Giant aneurysms or dolichoectal aneurysms: may cause mass effects and distal thromboembolism with prominent focal deficits; these aneurysms can also produce optic atrophy or other cranial neuropathies or cause compression of the brainstem.
Specific syndromes have been associated with particular aneurysmal locations.

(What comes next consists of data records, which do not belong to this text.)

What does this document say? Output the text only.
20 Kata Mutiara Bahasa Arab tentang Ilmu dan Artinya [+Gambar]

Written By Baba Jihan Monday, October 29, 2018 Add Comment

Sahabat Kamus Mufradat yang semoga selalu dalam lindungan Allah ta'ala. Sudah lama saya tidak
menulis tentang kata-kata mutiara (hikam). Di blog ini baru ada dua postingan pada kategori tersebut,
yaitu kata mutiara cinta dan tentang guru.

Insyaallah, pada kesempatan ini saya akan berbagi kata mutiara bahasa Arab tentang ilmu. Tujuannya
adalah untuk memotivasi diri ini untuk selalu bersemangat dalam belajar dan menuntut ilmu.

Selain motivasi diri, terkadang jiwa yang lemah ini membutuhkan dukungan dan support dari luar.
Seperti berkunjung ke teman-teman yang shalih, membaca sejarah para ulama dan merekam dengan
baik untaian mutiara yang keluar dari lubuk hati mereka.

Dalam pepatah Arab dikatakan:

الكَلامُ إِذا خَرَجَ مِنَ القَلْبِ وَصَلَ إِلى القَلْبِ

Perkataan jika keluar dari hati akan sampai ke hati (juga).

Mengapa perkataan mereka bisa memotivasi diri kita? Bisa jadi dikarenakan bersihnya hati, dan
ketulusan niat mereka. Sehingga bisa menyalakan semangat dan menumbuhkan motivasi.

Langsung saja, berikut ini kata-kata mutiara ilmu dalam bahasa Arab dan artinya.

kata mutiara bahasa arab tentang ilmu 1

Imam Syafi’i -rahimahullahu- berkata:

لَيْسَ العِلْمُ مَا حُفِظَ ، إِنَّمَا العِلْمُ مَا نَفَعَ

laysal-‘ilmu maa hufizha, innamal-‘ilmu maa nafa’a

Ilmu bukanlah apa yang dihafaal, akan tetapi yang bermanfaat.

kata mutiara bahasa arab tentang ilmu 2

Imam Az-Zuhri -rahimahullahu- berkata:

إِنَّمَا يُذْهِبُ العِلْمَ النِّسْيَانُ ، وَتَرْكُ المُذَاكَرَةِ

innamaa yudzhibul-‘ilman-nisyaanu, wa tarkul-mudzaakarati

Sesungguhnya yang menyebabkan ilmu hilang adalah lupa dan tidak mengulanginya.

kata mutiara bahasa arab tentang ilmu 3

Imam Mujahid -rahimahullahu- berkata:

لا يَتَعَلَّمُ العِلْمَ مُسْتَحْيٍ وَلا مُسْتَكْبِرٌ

For example, aneurysms in the anterior communicating artery, the most common site of aneurysmal SAH (34%), have the following characteristics:
- These aneurysms usually remain silent until they break
- The supra-asthmatic pressure may cause visual field deficit, abulia or akinetic mutism, amnestic syndromes, or hypothalamic dysfunction.

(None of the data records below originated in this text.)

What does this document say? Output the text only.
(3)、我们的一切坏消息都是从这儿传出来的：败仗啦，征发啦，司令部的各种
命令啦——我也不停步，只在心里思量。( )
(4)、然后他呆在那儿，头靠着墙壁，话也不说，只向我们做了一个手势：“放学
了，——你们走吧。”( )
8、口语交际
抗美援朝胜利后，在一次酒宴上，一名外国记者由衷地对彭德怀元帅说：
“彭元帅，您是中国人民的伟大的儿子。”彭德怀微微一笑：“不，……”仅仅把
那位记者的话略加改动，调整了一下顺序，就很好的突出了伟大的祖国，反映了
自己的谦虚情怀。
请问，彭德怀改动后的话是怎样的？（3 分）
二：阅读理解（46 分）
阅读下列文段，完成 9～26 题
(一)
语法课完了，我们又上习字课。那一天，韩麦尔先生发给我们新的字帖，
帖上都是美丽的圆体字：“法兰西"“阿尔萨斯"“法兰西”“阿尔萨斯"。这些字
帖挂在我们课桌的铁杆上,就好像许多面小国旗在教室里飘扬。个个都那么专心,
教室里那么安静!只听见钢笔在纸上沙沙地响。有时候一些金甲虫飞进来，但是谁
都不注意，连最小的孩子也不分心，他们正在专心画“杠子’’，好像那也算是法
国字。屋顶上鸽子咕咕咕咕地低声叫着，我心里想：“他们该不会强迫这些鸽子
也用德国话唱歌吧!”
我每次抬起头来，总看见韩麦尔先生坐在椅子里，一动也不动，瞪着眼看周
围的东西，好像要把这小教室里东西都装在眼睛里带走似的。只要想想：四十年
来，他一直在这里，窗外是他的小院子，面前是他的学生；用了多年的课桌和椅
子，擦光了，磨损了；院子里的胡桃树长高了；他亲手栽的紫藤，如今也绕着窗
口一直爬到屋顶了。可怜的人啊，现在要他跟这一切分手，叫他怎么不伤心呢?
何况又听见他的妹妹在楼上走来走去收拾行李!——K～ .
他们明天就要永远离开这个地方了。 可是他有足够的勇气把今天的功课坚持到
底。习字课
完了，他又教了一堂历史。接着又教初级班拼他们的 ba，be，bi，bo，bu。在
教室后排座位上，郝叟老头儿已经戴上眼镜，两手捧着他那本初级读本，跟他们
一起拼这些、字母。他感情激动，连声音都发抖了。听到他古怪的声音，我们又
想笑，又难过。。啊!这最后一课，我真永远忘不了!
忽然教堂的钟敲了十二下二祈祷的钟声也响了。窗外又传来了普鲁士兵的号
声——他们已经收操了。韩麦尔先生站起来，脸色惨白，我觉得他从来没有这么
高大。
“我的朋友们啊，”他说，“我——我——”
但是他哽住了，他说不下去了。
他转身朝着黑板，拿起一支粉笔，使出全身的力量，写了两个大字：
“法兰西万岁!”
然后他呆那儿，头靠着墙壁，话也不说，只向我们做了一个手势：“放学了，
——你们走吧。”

- Neurological deficits in rupture of the aneurysm may reflect intraventricular hemorrhage (79%), intraparenchymal hemorrhage (63%), acute hydrocephalus (25%), or frontal lobe embolisms (20%)
Diagnosis of a cerebral aneurysm
Laboratory studies used in the diagnosis and evaluation of cerebral aneurysms include the following:
– Complete blood count (CBC) with platelets: That includes monitoring the infection, assessing anemia, and identifying the risk of bleeding
– Prothrombin time (PT) / activated partial thromboplastin time (aPTT): which seeks to identify a coagulopathy that increases the risk of hemorrhage
– Serum chemistry, including electrolytes and osmolarity: Whose goal is to obtain baseline studies to control hyponatremia, treat arrhythmogenic abnormalities, evaluate blood glucose and control hyperosmolar therapy for elevated intracranial pressure
– Liver function tests aim to identify liver dysfunction that may complicate the clinical course.

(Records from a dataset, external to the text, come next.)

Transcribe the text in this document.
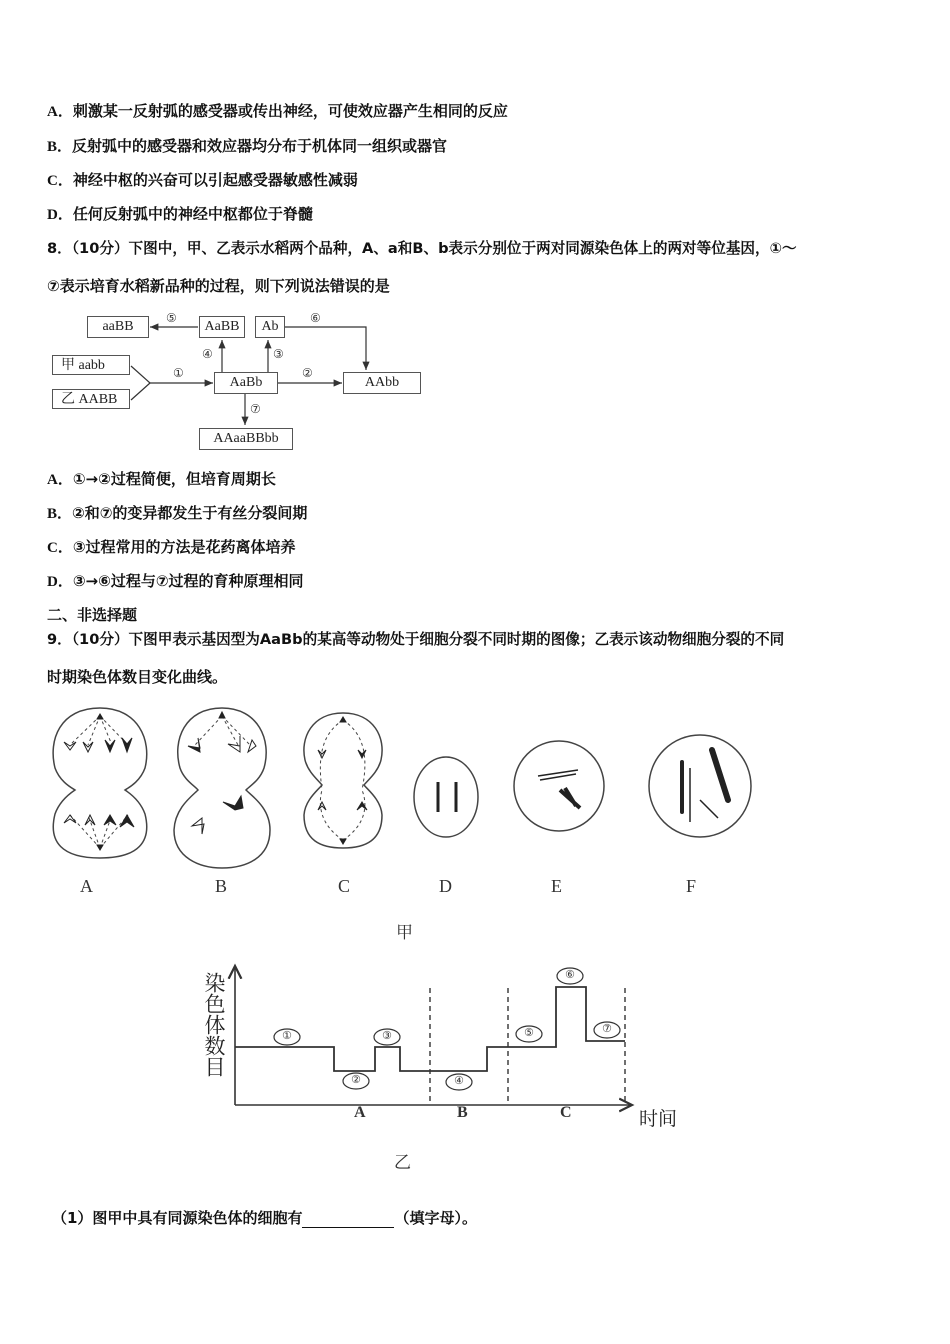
A．刺激某一反射弧的感受器或传出神经，可使效应器产生相同的反应
B．反射弧中的感受器和效应器均分布于机体同一组织或器官
C．神经中枢的兴奋可以引起感受器敏感性减弱
D．任何反射弧中的神经中枢都位于脊髓
8．（10分）下图中，甲、乙表示水稻两个品种，A、a和B、b表示分别位于两对同源染色体上的两对等位基因，①～
⑦表示培育水稻新品种的过程，则下列说法错误的是
aaBB	AaBB	Ab
甲 aabb
乙 AABB
AaBb	AAbb
AAaaBBbb
⑤	⑥
④	③
①	②
⑦
A．①→②过程简便，但培育周期长
B．②和⑦的变异都发生于有丝分裂间期
C．③过程常用的方法是花药离体培养
D．③→⑥过程与⑦过程的育种原理相同
二、非选择题
9．（10分）下图甲表示基因型为AaBb的某高等动物处于细胞分裂不同时期的图像；乙表示该动物细胞分裂的不同
时期染色体数目变化曲线。
A	B	C	D	E	F
甲
①
②
③
④
⑤
⑥
⑦
染色体数目
时间
A	B	C
乙
（1）图甲中具有同源染色体的细胞有	（填字母）。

– Arterial blood gases: Through which the oxygenation of the blood is evaluated
The imaging studies used in the treatment of cerebral aneurysms include the following:
– Computed tomography (CT): An aneurysmal SAH can be detected in 90-95% of cases.
– Magnetic resonance imaging (MRI): The fluid-attenuated inversion recovery (FLAIR) sequences are susceptible to SAH, although the comparison of CT with MRI in the detection of SAH is controversial; Dolichoectatic and giant aneurysms are easily identified with an MRI
– Angiography: conventional angiography is the definitive procedure for the detection and characterization of cerebral aneurysms
– Transcranial Doppler Ultrasonography: this modality facilitates the diagnosis of vasospasm and serial monitoring of cerebral blood flow at the patient’s bedside
– Single-photon emission tomography (SPECT), positron emission tomography (PET), Xenon-CT tomography (X): with these techniques, cerebral blood flow studies can show ischemia associated with vasospasm; although these modalities do not, they are routinely used
– Image of the cervical spine: the radiographic evaluation of the cervical spine should be performed on all patients in a coma with a loss of unwarranted consciousness.
– Echocardiography: cardiac sources of embolism, including endocarditis and myxomas, can be seen in cases of infectious or neoplastic aneurysms.
– Lumbar puncture can help establish the diagnosis of SAH without focal signs of massive effects.
An aneurysmal SAH shows hemorrhagic cerebrospinal fluid with a xanthochromia supernatant, although these findings may be absent within the first hours after rupturing the aneurysm.
Effects or consequences of the cerebral aneurysm
One of the consequences of the cerebral aneurysm is aneurysmal subarachnoid hemorrhage (SAH), which is devastating.
About 10% of people with aneurysmal SAH die before receiving medical attention, 25% die within 24 hours, and 40-49% die within three months.